Supreme Court Won’t Hear Retaliation Case Against Sears

January 23, 2013

The U.S. Supreme Court on Tuesday refused to consider whether Sears Holdings Corp. improperly fired a former supervisor who objected to how the retailer handled a sexual harassment probe she helped conduct.

Without comment, the court declined to take up an appeal by Janet Brush, who had worked on and off for Sears for 15 years, most recently as a “loss prevention district coach” for the Hoffman Estates, Illinois-based retailer’s Kmart unit.

Brush claimed she was let go in November 2007 after Sears rejected her urging that Florida police be told that a male store supervisor might have on three occasions raped a female assistant. She claimed that the firing violated Title VII of the Civil Rights Act of 1964, which prohibits employment discrimination based on race, color, religion, sex or national origin.

But the 11th U.S. Circuit Court of Appeals in Miami last March disagreed.

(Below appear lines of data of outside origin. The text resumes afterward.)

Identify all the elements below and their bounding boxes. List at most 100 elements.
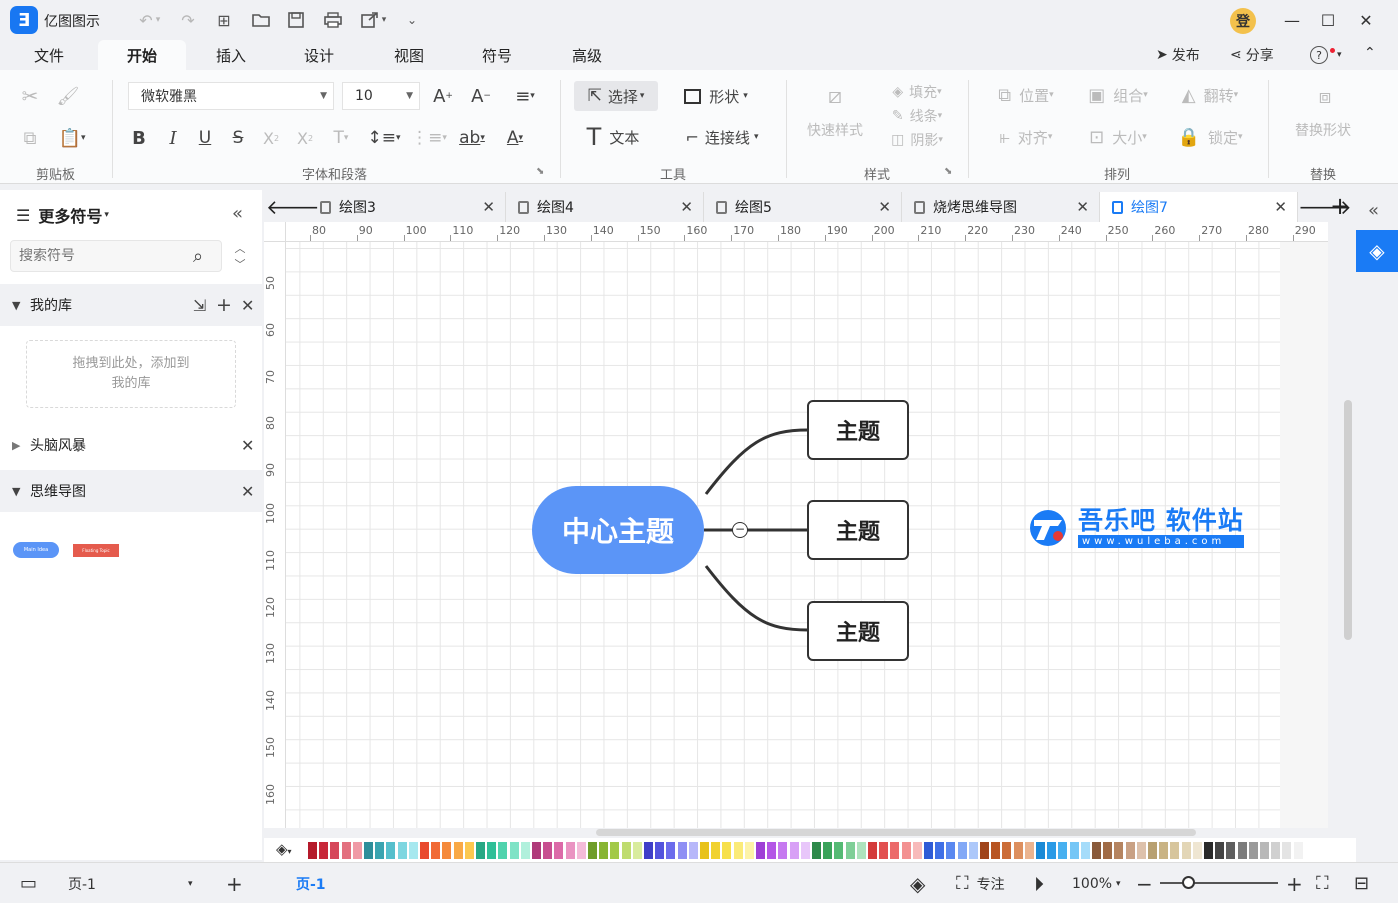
color-swatch[interactable] <box>1159 842 1169 859</box>
color-swatch[interactable] <box>1237 842 1247 859</box>
color-swatch[interactable] <box>1125 842 1135 859</box>
color-swatch[interactable] <box>543 842 553 859</box>
color-swatch[interactable] <box>1181 842 1191 859</box>
color-swatch[interactable] <box>756 842 765 859</box>
position-button[interactable]: ⧉ 位置 ▾ <box>988 82 1064 108</box>
color-swatch[interactable] <box>901 842 911 859</box>
color-swatch[interactable] <box>1248 842 1258 859</box>
size-button[interactable]: ⊡ 大小 ▾ <box>1080 124 1156 150</box>
undo-dropdown-icon[interactable]: ▾ <box>152 9 164 31</box>
fit-page-icon[interactable]: ⛶ <box>1316 863 1329 903</box>
page-panel-icon[interactable]: ▭ <box>20 863 37 903</box>
color-swatch[interactable] <box>733 842 743 859</box>
font-family-select[interactable]: 微软雅黑 ▼ <box>128 82 334 110</box>
color-swatch[interactable] <box>431 842 441 859</box>
line-button[interactable]: ✎ 线条 ▾ <box>884 106 950 126</box>
shape-tool-button[interactable]: 形状 ▾ <box>676 81 756 111</box>
color-swatch[interactable] <box>856 842 866 859</box>
color-swatch[interactable] <box>476 842 485 859</box>
close-section-icon[interactable]: ✕ <box>241 436 254 455</box>
topic-node[interactable]: 主题 <box>807 400 909 460</box>
color-swatch[interactable] <box>364 842 373 859</box>
shadow-button[interactable]: ◫ 阴影 ▾ <box>884 130 950 150</box>
color-swatch[interactable] <box>1226 842 1236 859</box>
color-swatch[interactable] <box>767 842 777 859</box>
color-swatch[interactable] <box>666 842 676 859</box>
color-swatch[interactable] <box>453 842 463 859</box>
page-dropdown-icon[interactable]: ▾ <box>188 863 193 903</box>
close-window-icon[interactable]: ✕ <box>1348 6 1384 34</box>
cut-icon[interactable]: ✂ <box>16 82 44 110</box>
color-swatch[interactable] <box>375 842 385 859</box>
color-swatch[interactable] <box>1114 842 1124 859</box>
color-swatch[interactable] <box>308 842 317 859</box>
doc-tab[interactable]: 绘图3 ✕ <box>308 192 506 222</box>
search-icon[interactable]: ⌕ <box>193 246 203 267</box>
color-swatch[interactable] <box>1002 842 1012 859</box>
user-avatar[interactable]: 登 <box>1230 8 1256 34</box>
publish-button[interactable]: ➤ 发布 <box>1156 45 1200 65</box>
quick-style-button[interactable]: 快速样式 <box>800 120 870 140</box>
doc-tab[interactable]: 绘图5 ✕ <box>704 192 902 222</box>
play-icon[interactable]: ⏵ <box>1034 863 1044 903</box>
format-painter-icon[interactable]: 🖌 <box>54 82 82 110</box>
color-swatch[interactable] <box>397 842 407 859</box>
maximize-icon[interactable]: ☐ <box>1310 6 1346 34</box>
color-swatch[interactable] <box>1215 842 1225 859</box>
color-swatch[interactable] <box>644 842 653 859</box>
layers-icon[interactable]: ◈ <box>910 863 925 903</box>
symbol-main-idea[interactable]: Main Idea <box>13 542 59 558</box>
color-swatch[interactable] <box>1260 842 1269 859</box>
fill-bucket-icon[interactable]: ◈▾ <box>276 840 292 858</box>
color-swatch[interactable] <box>789 842 799 859</box>
import-icon[interactable]: ⇲ <box>193 296 206 315</box>
highlight-icon[interactable]: ab ▾ <box>454 124 490 152</box>
text-align-button[interactable]: ≡ ▾ <box>508 82 542 110</box>
tab-design[interactable]: 设计 <box>284 40 354 70</box>
color-swatch[interactable] <box>1148 842 1157 859</box>
color-swatch[interactable] <box>599 842 609 859</box>
doc-tab-active[interactable]: 绘图7 ✕ <box>1100 192 1298 222</box>
color-swatch[interactable] <box>1047 842 1057 859</box>
text-tool-button[interactable]: T 文本 <box>578 122 648 152</box>
color-swatch[interactable] <box>935 842 945 859</box>
color-swatch[interactable] <box>823 842 833 859</box>
export-dropdown-icon[interactable]: ▾ <box>378 9 390 31</box>
vertical-scrollbar[interactable] <box>1344 400 1352 640</box>
group-button[interactable]: ▣ 组合 ▾ <box>1080 82 1156 108</box>
symbol-floating-topic[interactable]: Floating Topic <box>73 544 119 557</box>
color-swatch[interactable] <box>778 842 788 859</box>
format-fill-icon[interactable]: ◈ <box>1356 230 1398 272</box>
color-swatch[interactable] <box>957 842 967 859</box>
select-tool-button[interactable]: ⇱ 选择 ▾ <box>574 81 658 111</box>
color-swatch[interactable] <box>520 842 530 859</box>
color-swatch[interactable] <box>1103 842 1113 859</box>
align-button[interactable]: ⫦ 对齐 ▾ <box>988 124 1064 150</box>
collapse-ribbon-icon[interactable]: ⌃ <box>1364 45 1376 61</box>
font-color-icon[interactable]: A ▾ <box>498 124 532 152</box>
color-swatch[interactable] <box>677 842 687 859</box>
quick-style-icon[interactable]: ⧄ <box>820 82 850 110</box>
help-button[interactable]: ? ▾ <box>1310 45 1342 65</box>
close-tab-icon[interactable]: ✕ <box>680 198 693 216</box>
horizontal-scrollbar[interactable] <box>596 829 1196 836</box>
center-topic[interactable]: 中心主题 <box>532 486 704 574</box>
focus-mode-button[interactable]: ⛶ 专注 <box>956 863 1005 903</box>
color-swatch[interactable] <box>834 842 844 859</box>
topic-node[interactable]: 主题 <box>807 601 909 661</box>
subscript-icon[interactable]: X2 <box>292 124 318 152</box>
close-tab-icon[interactable]: ✕ <box>1076 198 1089 216</box>
section-my-library[interactable]: ▼ 我的库 ⇲ + ✕ <box>0 284 262 326</box>
color-swatch[interactable] <box>532 842 541 859</box>
color-swatch[interactable] <box>632 842 642 859</box>
color-swatch[interactable] <box>968 842 978 859</box>
close-tab-icon[interactable]: ✕ <box>482 198 495 216</box>
color-swatch[interactable] <box>319 842 329 859</box>
color-swatch[interactable] <box>565 842 575 859</box>
flip-button[interactable]: ◭ 翻转 ▾ <box>1172 82 1248 108</box>
bold-icon[interactable]: B <box>128 124 150 152</box>
color-swatch[interactable] <box>464 842 474 859</box>
add-page-icon[interactable]: + <box>226 863 243 903</box>
redo-icon[interactable]: ↷ <box>176 9 200 31</box>
page-select[interactable]: 页-1 <box>68 863 96 903</box>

It said this was because management workers who in the course of their jobs oppose their employers’ actions do not engage in “protected activity” under Title VII.

According to the 11th Circuit, Brush mainly objected to Sears’ failure to alert police to the alleged rapes – the victim had also asked that police not be notified – and failed to show that Sears broke the law in not notifying law enforcement.

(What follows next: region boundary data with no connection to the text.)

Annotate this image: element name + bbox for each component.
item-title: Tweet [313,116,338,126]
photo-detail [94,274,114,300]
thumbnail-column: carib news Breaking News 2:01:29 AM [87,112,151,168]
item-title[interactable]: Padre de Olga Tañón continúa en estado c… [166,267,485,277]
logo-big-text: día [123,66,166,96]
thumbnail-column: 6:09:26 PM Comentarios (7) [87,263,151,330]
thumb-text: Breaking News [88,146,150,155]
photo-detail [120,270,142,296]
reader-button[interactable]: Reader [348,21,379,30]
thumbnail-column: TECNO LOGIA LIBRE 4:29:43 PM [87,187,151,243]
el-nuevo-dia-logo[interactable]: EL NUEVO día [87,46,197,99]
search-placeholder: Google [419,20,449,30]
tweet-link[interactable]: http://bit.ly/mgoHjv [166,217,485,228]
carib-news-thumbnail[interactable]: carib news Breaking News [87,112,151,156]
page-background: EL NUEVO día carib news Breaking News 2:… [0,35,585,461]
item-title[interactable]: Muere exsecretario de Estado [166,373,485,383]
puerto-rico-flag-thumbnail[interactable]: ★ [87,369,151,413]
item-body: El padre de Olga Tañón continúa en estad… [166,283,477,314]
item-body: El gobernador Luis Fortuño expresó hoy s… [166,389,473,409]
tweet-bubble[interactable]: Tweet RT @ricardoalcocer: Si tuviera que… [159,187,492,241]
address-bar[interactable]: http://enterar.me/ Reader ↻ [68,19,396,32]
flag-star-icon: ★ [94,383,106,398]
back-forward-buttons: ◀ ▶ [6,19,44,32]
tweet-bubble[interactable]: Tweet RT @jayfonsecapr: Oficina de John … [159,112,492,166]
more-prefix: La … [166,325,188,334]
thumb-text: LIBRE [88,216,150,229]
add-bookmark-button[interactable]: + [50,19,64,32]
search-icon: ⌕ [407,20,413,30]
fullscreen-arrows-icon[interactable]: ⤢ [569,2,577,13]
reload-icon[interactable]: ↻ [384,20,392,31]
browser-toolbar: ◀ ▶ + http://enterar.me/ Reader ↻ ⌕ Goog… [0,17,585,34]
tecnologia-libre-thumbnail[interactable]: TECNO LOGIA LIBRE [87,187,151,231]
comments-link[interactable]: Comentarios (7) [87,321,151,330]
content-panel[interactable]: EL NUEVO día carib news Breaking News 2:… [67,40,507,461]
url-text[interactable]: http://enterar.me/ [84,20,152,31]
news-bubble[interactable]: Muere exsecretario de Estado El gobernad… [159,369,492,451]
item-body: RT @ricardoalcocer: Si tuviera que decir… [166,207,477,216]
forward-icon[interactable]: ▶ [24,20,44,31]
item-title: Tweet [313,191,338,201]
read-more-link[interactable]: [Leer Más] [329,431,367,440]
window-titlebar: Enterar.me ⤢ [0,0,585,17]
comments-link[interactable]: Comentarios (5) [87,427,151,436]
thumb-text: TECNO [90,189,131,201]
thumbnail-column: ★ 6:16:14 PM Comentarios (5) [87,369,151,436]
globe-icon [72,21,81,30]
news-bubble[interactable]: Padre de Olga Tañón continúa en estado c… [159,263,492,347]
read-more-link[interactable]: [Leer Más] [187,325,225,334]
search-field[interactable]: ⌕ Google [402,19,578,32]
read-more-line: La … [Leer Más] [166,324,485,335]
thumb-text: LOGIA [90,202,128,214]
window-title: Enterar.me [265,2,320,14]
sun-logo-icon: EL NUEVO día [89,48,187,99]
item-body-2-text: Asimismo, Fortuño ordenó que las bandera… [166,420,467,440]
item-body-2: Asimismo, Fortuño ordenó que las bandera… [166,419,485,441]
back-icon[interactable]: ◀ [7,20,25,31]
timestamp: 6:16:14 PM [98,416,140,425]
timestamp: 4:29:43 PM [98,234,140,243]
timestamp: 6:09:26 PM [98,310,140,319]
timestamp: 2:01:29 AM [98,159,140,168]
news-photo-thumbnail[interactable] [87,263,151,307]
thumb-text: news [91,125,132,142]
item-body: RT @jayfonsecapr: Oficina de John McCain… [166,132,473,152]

The legal standard adopted by the 11th Circuit is known as the “manager rule.” Brush’s counsel said federal appeals courts are divided over whether to accept it, and that some have held that Title VII anti-retaliation protections offer the same protection to managers, supervisors and personnel officials as to other workers.

Erik Scharf, a lawyer for Brush, did not immediately respond to a request for comment.

The case is Brush v. Sears Holdings Corp, U.S. Supreme Court, No. 12-268.